It's on a laptop running Ubuntu 14.04, where the WiFi wlan0 is used to connect to Internet.

And eth0 (RJ45) is set statically in /etc/network/interfaces

auto eth0
iface eth0 inet static

The problem is, there is usually no cable connected to eth0, so at boot the IP address is not set. And when a cable is connected (on a LAN) for a short period of time, the address has to be set

ifdown eth0
ifup eth0

and since the device the laptop connects to does stop and restart, the IP is lost and has to be set again.

That kind of configuration does not seem to fit for a laptop connecting at times to devices, which may reboot etc...

Is there a way to tell the system to keep that IP assigned to eth0, whatever happens, cable disconnections, boot, etc... ?


It seems wicd was the culprit. Once I removed eth0 from its config, the IP address behaved more consistently. It's always ON, on boot, unplugged... I knew the good old interfaces file could be trusted!

  • For this reason (frequent disconnected cables), Network Manager was invented. Any reason why you are not using NM or similar software? Any reason why you actually need this static IP?
    – Lekensteyn
    Jan 22 '15 at 18:41
  • @Lekensteyn NM is incompatible with specific requirements. See edit.
    – Déjà vu
    Jan 22 '15 at 23:46

Try allow-hotplug:

auto eth0
allow-hotplug eth0
iface eth0 inet static

I thought legitimate to answer my own question as, actually, there is nothing wrong with the good old /etc/network/interfaces - ie having interfaces not managed by a high level tool (like network-manager, wicd etc...).

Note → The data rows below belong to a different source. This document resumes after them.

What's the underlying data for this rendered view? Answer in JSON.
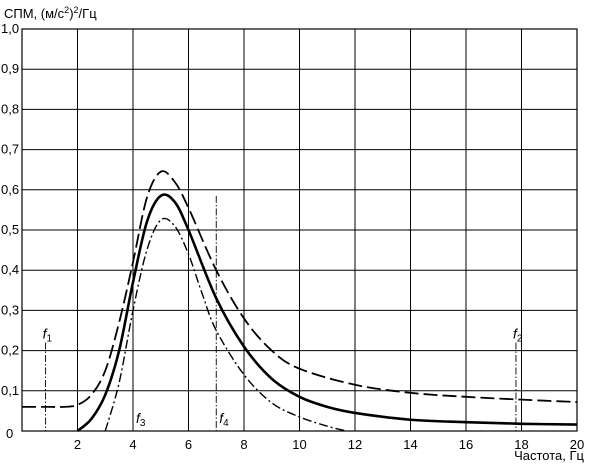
{
  "chart_data": {
    "type": "line",
    "ylabel_main": "СПМ, (м/с",
    "ylabel_sup": "2",
    "ylabel_tail": ")",
    "ylabel_sup2": "2",
    "ylabel_end": "/Гц",
    "xlabel": "Частота, Гц",
    "xlim": [
      0,
      20
    ],
    "ylim": [
      0,
      1.0
    ],
    "x_ticks": [
      "0",
      "2",
      "4",
      "6",
      "8",
      "10",
      "12",
      "14",
      "16",
      "18",
      "20"
    ],
    "y_ticks": [
      "0,1",
      "0,2",
      "0,3",
      "0,4",
      "0,5",
      "0,6",
      "0,7",
      "0,8",
      "0,9",
      "1,0"
    ],
    "grid": true,
    "series": [
      {
        "style": "solid",
        "x": [
          2.0,
          2.5,
          3.0,
          3.5,
          4.0,
          4.5,
          5.0,
          5.5,
          6.0,
          7.0,
          8.0,
          9.0,
          10.0,
          11.0,
          12.0,
          14.0,
          16.0,
          18.0,
          20.0
        ],
        "y": [
          0.0,
          0.03,
          0.09,
          0.2,
          0.37,
          0.52,
          0.585,
          0.57,
          0.5,
          0.33,
          0.21,
          0.13,
          0.085,
          0.06,
          0.045,
          0.028,
          0.022,
          0.018,
          0.016
        ]
      },
      {
        "style": "dashed",
        "x": [
          0.0,
          1.0,
          1.5,
          2.0,
          2.5,
          3.0,
          3.5,
          4.0,
          4.5,
          5.0,
          5.5,
          6.0,
          7.0,
          8.0,
          9.0,
          10.0,
          12.0,
          14.0,
          16.0,
          18.0,
          20.0
        ],
        "y": [
          0.06,
          0.06,
          0.06,
          0.065,
          0.09,
          0.15,
          0.27,
          0.42,
          0.58,
          0.645,
          0.62,
          0.555,
          0.4,
          0.28,
          0.2,
          0.155,
          0.115,
          0.095,
          0.085,
          0.078,
          0.072
        ]
      },
      {
        "style": "dashdot",
        "x": [
          3.0,
          3.5,
          4.0,
          4.5,
          5.0,
          5.5,
          6.0,
          6.5,
          7.0,
          8.0,
          9.0,
          10.0,
          11.0,
          11.7
        ],
        "y": [
          0.0,
          0.12,
          0.3,
          0.45,
          0.525,
          0.51,
          0.44,
          0.34,
          0.25,
          0.14,
          0.07,
          0.035,
          0.012,
          0.0
        ]
      }
    ],
    "markers": [
      {
        "label": "f",
        "sub": "1",
        "x": 0.85,
        "y_top": 0.22,
        "label_pos": "top"
      },
      {
        "label": "f",
        "sub": "2",
        "x": 17.8,
        "y_top": 0.22,
        "label_pos": "top"
      },
      {
        "label": "f",
        "sub": "3",
        "x": 4.0,
        "y_top": 0.585,
        "label_pos": "bottom"
      },
      {
        "label": "f",
        "sub": "4",
        "x": 7.0,
        "y_top": 0.585,
        "label_pos": "bottom"
      }
    ]
  }
}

It appears that, in my case, wicd was having some interface properties that made the link ON of OFF depending on the cable is plugged or not. Being not a wicd specialist (and don't intend to be), wicd was simply apt-get purged from the system.

Without neither Network Manager nor wicd the network behaves without bias (due to, I must confess, my incompetence in these high level tools).

While managing everything manually requires a bit more time, the trade-off is a very reliable and un-surprising network. That's valuable when specific network configurations have to be implemented.